His first stop is Olvera Street, which he calls the standard big-city tourist trap. But outside of Olvera Street, he says, Los Angeles is like nowhere else. And what was true in the early 1970s is still true now: LA is like no other place.

As a non-Angeleno, his knowledge of the City was learned as it has been by most non-natives: through the movies. (There are some great shots of early Los Angeles in the silent movies Banham watched as a youth for a penny.)

Then, from his home in England, you are transported back to LA and into "the Watts District" (which they make appear to be right next to LAX). The fictitious "audio guide" makes reference to the Redevelopment Project and takes us to the Watts Towers with a Mr. Roger's Neighborhood themed musical tour of the towers (with no mention of Simon Rodia!).

Then, they reference Mattel as the world's leading toymaker, and Banham makes a reference to a little old lady from Pasadena driving next to him in a mustang. A weak transition at best.

They mention the 405/10 freeway interchange, which "is reckoned by experts to be the most elegant [interchange] in the world." (How times have changed!)

They then arrive at the Griffith Observatory: a cameo by a James Dean look-a-like and a reference to sprawl leads to a better understanding of the City.

Banham spends time explaining the phenomenom of housing and how it developed in Los Angeles so very close to commercial, as exemplified in the Wilshire corridor. He compares it to London's development - but while London developed with the notion of "how far" based walking, in LA, distance is based on the wheel. (No, not the automobile's tires, but the trolley car wheel.)

As an architecture documentary, the film spends time talking about specific residential styles from the Spanish Colonial to the California Bungelow to Nuetra, Eames, and Wright designed homes. He visits the Gamble House and the Eames House, among others.

After being denied access to the "private city" of Rolling Hills Estates on Palos Verdes, Banham heads over to the "open community" of Venice. They talk of how it's a place for the down-and-out (which is hard to believe when today it's homes are selling for over a million dollars and the Canals are a desired location to live). They show the now-obscured mural, "Venice in the Snow" as an example of the creativity and arts of the community, but they spend more time on Muscle Beach and the workout of one bodybuilder! They also present a great aerial shot of the since-demolished Venice Pavilion (1960 to 2000), which the film calls a municipal auditorium.

After visiting the Yugoslav sculpture artist Vasa Mehilich in Venice who says he came to LA to create art because "In this town... you feel free," Banham takes the viewer to a surfboard "factory" in Hermosa Beach and then to the Van culture that was emerging in Los Angeles. Apparently, these vans were symbols of freedom in 1972. He interviews a musician who has installed a piano in his van so he can play whenever, whenever, and as loud as he wants.

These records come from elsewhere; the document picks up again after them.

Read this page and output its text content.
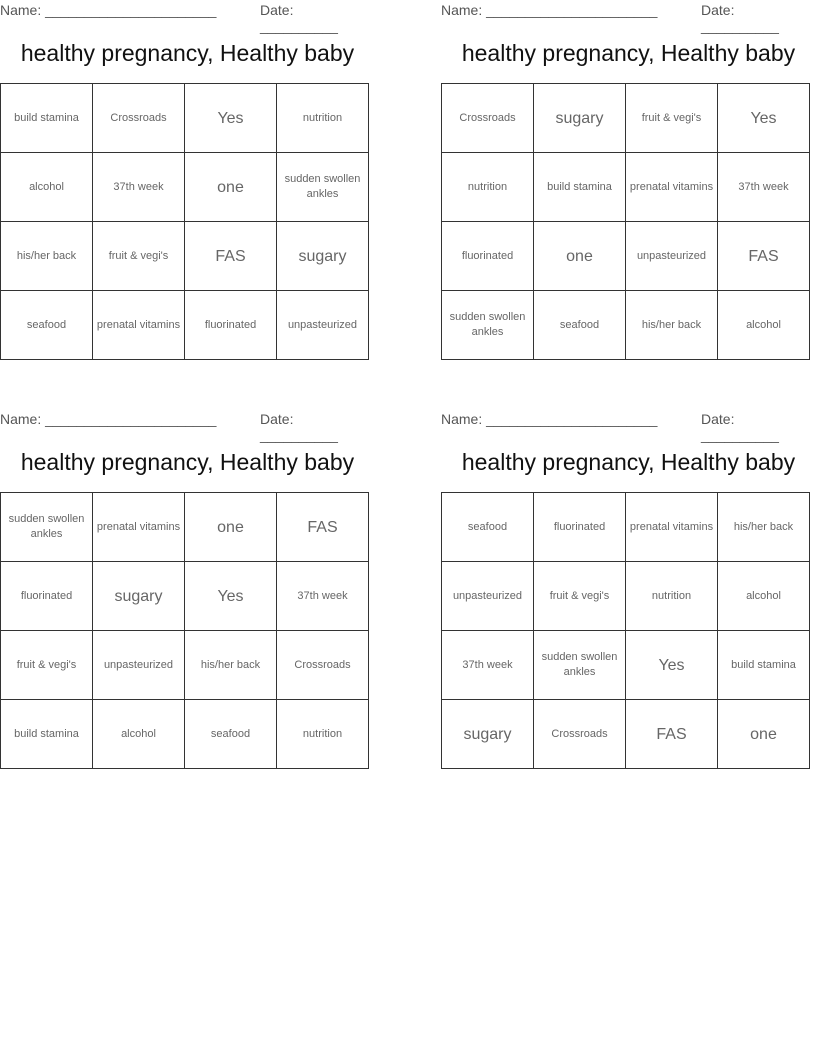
Name: ______________________	Date: __________
healthy pregnancy, Healthy baby
build stamina	Crossroads	Yes	nutrition
alcohol	37th week	one	sudden swollen ankles
his/her back	fruit & vegi's	FAS	sugary
seafood	prenatal vitamins	fluorinated	unpasteurized
Name: ______________________	Date: __________
healthy pregnancy, Healthy baby
Crossroads	sugary	fruit & vegi's	Yes
nutrition	build stamina	prenatal vitamins	37th week
fluorinated	one	unpasteurized	FAS
sudden swollen ankles	seafood	his/her back	alcohol
Name: ______________________	Date: __________
healthy pregnancy, Healthy baby
sudden swollen ankles	prenatal vitamins	one	FAS
fluorinated	sugary	Yes	37th week
fruit & vegi's	unpasteurized	his/her back	Crossroads
build stamina	alcohol	seafood	nutrition
Name: ______________________	Date: __________
healthy pregnancy, Healthy baby
seafood	fluorinated	prenatal vitamins	his/her back
unpasteurized	fruit & vegi's	nutrition	alcohol
37th week	sudden swollen ankles	Yes	build stamina
sugary	Crossroads	FAS	one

Cutting back to a lecture at his class at USC, Banham says in comparing Los Angeles to Shakespeare's Elizabethian London: "It takes a City to support style and craft, but it takes a very great city, indeed, to impose that kind of style on the rest of world. Los Angeles has done just that."

The film then takes us to 7000 Sunset Boulevard to Tiny Naylor's drive-in with Ed Ruscha and Mike Salsbury, art director for West ("the local color supplement") to find out what to show a visitor in Los Angeles:

Banham: "We're talking about a town with no public monuments worth seeing. What public commercial [buildings] should we send people to see?"
Mike: "Well, this one's really a good one [Tiny Naylor's], I think, because it's not only the last of the drive-ins but it's probably one of the best."
Ed: "Maybe gas stations maybe. Well, any kind of edifice that has to do with the car."
After this exchange in the parking lot, Banham moves on to nigh time on the Sunset strip, with the a nude dancer. Yes, a nude dancer. The topless dancer transitions into the billboard overload - the outdoor art - on the Strip.

The last scene takes the viewer to the best sight in the City: the actual sunset. It openly admits that LA's sunsets are a great as they are because of the man-made pollutants that haze our sky as it burns bright at dusk.

Other notes of interest:
-He calls it Palos Verdes Mountain, not Peninsula.
-He refers to the large expanses of Los Angeles at only 70 miles square (which was far less than it actually was in the 1970s).
-They had smoking in the lecture hall at USC.
- I like the billboard for ABC7 news on the Sunset Strip that said: "The Eyewitness News Team: you can't beat 'em. Join 'em at 6pm."

via Quartz City, a great source of links on LA and other interesting things

6 comments:

Shannon said...

thank you so much for posting this link. simply amazing!

Adam Villani said...

One minor correction: The City of Rolling Hills Estates is free for anyone to drive through. It's the even tonier City of Rolling Hills that's gated off from public entry.

Unknown said...

re: the weak transition -- I dunno... every time I hear Reyner say "you've got to pay attention otherwise you'll drift into the next lane and prang some little old lady from Pasadena in her boss mustang" I crack up.

Unknown said...

otherwise -- great post. thanks!

Scott said...

He certainly did mention Simon Rodia.

Go back and check your work, Mr. Nerd.

Adam Villani said...

I think by "70 miles square," he meant, roughly, the size of a square 70 miles on a side, i.e., 4900 square miles. It depends on how one defines it, but that's about the size of the urban area.

Also, yes, I do believe he mentioned Simon Rodia.

What's the name and location of that mural that shows the collapsed freeway overpass? I've seen it in photos many times but never in person.